Unter dem Eindruck der heraufziehenden Massendemokratie und aus Angst vor dem Diktat des „vorherrschenden Meinens und Empfindens“ (John Stuart Mill), in der entschiedenen Abwehr jeder noch so gut gemeinten staatlichen Vormundschaft und zum Schutz der individuellen Freiräume gegen eine egalisierende Politik, die die Menschen ihrer Selbsttätigkeit entwöhnt und zu funktionierenden Maschinenwesen erniedrigt, wird das klassische Repertoire des Liberalismus - unveräußerliche Menschenrechte, individuelle Freiheit, Eigentümlichkeit, Rechtssicherheit - im 19. Jahrhundert durch pädagogische Inhalte, republikanische Elemente und ein Set von Bürgertugenden ergänzt. Dahinter steht die Befürchtung, dass der „Mangel an Reife zur Freiheit“ mit einem „Mangel intellektueller und moralischer Kräfte“ (Wilhelm von Humboldt, 1792) korrespondiert - und dass „die allgemeine Tendenz in der ganzen Welt… dahin“ geht, die „Mittelmäßigkeit zur überlegenen Macht unter den Menschen zu machen“ (Mill). Theoretisch bleiben die Liberalen felsenfest: Der demokratische Wille ist und bleibt ein Aggregat pluraler Ansprüche und persönlicher Interessen - und die Freiheit an sich ein Wert, der keiner positiven Bestimmung bedarf. Als gute Soziologen aber erkennen die Liberalen zugleich, dass die Willensbildung sich in einer modernen Demokratie in einem anonymen, „gesellschaftlichen“ Prozess vollzieht - und rufen zur Befestigung der Freiheit die Tradition (Edmund Burke), die Bildung, die Religion (Wilhelm von Humboldt), das vorbildhafte Beispiel (Mill), das Subsidiaritätsprinzip (Alexis de Tocqueville) sowie die Pflege der Sitten und Gebräuche zu Hilfe.

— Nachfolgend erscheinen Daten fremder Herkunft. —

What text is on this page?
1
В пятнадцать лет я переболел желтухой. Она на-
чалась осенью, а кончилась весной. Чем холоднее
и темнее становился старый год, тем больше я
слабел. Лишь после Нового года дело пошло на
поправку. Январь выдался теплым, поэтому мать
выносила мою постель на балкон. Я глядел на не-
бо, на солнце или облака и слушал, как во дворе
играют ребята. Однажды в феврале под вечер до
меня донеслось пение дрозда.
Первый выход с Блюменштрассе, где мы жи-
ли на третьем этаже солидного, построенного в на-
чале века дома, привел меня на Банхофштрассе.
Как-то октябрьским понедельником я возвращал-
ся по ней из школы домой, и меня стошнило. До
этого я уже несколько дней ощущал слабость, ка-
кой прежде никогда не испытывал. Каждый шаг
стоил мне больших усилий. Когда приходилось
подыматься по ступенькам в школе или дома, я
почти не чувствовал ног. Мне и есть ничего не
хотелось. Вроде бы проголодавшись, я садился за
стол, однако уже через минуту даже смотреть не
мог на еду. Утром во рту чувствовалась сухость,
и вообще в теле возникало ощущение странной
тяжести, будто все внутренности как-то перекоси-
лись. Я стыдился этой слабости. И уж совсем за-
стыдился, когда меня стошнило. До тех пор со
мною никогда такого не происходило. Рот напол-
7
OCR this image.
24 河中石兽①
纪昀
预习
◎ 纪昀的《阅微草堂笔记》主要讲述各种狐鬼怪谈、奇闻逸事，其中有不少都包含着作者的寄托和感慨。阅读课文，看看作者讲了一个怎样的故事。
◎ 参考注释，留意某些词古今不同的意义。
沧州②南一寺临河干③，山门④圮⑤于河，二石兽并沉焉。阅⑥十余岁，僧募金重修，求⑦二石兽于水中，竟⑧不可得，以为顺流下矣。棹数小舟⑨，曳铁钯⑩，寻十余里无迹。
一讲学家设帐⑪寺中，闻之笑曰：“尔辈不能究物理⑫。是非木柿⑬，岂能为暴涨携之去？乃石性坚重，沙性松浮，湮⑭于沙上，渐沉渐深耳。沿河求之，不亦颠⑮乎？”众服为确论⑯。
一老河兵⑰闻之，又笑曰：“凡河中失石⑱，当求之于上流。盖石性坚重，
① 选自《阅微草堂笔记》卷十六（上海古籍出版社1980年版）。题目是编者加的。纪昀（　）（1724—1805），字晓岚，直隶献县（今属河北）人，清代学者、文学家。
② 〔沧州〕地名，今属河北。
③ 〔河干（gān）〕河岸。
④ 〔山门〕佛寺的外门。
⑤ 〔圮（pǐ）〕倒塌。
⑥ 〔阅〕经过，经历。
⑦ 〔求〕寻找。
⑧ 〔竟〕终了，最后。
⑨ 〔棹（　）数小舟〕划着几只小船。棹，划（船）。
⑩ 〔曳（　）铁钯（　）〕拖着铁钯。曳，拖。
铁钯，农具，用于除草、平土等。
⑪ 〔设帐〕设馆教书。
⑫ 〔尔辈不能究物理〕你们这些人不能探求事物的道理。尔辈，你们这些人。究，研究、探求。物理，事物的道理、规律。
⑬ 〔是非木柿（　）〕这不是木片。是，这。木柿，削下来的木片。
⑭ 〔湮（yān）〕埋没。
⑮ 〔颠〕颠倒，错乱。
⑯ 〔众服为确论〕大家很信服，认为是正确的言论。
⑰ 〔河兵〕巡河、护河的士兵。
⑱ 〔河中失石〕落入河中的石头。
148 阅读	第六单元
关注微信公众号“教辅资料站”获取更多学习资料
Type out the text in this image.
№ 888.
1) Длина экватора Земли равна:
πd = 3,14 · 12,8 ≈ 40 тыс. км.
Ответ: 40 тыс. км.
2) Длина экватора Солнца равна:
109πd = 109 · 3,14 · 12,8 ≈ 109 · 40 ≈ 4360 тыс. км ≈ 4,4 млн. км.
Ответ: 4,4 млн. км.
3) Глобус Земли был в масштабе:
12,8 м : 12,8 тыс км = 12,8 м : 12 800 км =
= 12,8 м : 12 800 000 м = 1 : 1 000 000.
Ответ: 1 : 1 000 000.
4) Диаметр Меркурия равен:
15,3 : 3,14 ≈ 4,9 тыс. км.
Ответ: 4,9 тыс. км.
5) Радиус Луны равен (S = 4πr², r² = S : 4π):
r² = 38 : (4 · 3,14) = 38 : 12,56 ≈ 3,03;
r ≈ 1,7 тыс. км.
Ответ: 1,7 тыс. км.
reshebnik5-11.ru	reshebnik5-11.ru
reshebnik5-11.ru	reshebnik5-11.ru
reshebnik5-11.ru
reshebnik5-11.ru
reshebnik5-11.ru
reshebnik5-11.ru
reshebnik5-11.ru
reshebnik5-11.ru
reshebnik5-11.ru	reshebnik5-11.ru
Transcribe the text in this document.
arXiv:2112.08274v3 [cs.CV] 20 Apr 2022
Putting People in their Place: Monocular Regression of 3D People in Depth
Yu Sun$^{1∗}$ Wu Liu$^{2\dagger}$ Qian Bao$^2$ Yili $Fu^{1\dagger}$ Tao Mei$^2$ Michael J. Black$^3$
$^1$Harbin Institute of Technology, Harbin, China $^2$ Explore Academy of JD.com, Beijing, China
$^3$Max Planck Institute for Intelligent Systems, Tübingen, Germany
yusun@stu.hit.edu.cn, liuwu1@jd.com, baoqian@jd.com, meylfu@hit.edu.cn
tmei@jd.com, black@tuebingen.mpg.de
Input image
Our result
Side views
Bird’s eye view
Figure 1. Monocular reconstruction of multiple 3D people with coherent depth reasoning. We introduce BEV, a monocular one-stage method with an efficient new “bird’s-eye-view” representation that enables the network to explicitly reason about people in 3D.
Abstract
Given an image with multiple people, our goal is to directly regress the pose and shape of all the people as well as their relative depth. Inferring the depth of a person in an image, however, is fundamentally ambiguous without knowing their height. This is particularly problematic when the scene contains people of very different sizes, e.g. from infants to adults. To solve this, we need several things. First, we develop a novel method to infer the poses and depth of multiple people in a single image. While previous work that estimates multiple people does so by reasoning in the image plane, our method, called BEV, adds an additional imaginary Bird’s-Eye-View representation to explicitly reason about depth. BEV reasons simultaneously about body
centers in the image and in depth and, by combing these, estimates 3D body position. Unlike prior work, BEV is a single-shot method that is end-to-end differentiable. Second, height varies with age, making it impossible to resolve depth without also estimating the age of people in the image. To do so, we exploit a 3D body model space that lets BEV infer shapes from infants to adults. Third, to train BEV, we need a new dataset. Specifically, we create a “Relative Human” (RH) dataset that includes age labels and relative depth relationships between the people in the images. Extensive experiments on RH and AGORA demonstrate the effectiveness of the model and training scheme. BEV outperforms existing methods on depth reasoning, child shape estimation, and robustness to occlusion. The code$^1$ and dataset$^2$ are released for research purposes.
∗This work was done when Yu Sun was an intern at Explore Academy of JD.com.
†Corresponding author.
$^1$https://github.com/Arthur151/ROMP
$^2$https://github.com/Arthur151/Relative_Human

Wilhelm von Humboldt gibt in seinem „Versuch, die Grenzen der Wirksamkeit des Staats zu bestimmen“ (1792) den Ton vor: „Je mehr… der Staat mitwirkt, desto ähnlicher ist nicht bloß alles Wirkende, sondern auch alles Gewirkte“, so seine Warnung - „allein was der Mensch beabsichtet und beabsichten muss, ist ganz etwas andres, es ist Mannigfaltigkeit und Tätigkeit.“ Humboldt fürchtet, dass seine Zeitgenossen sich von dem Gedanken erhoben fühlen, „Glieder eines Ganzen zu sein“ - bereit, sich entwürdigen zu lassen als des Staates „Haufe ernährter Sklaven“. Mit viel Pathos erinnert er an den „wahren Zweck“ des Menschen: „die höchste und proportionierlichste Bildung seiner Kräfte“ - und daran, dass dazu „Freiheit die erste und unerlässlichste Bedingung“ sei.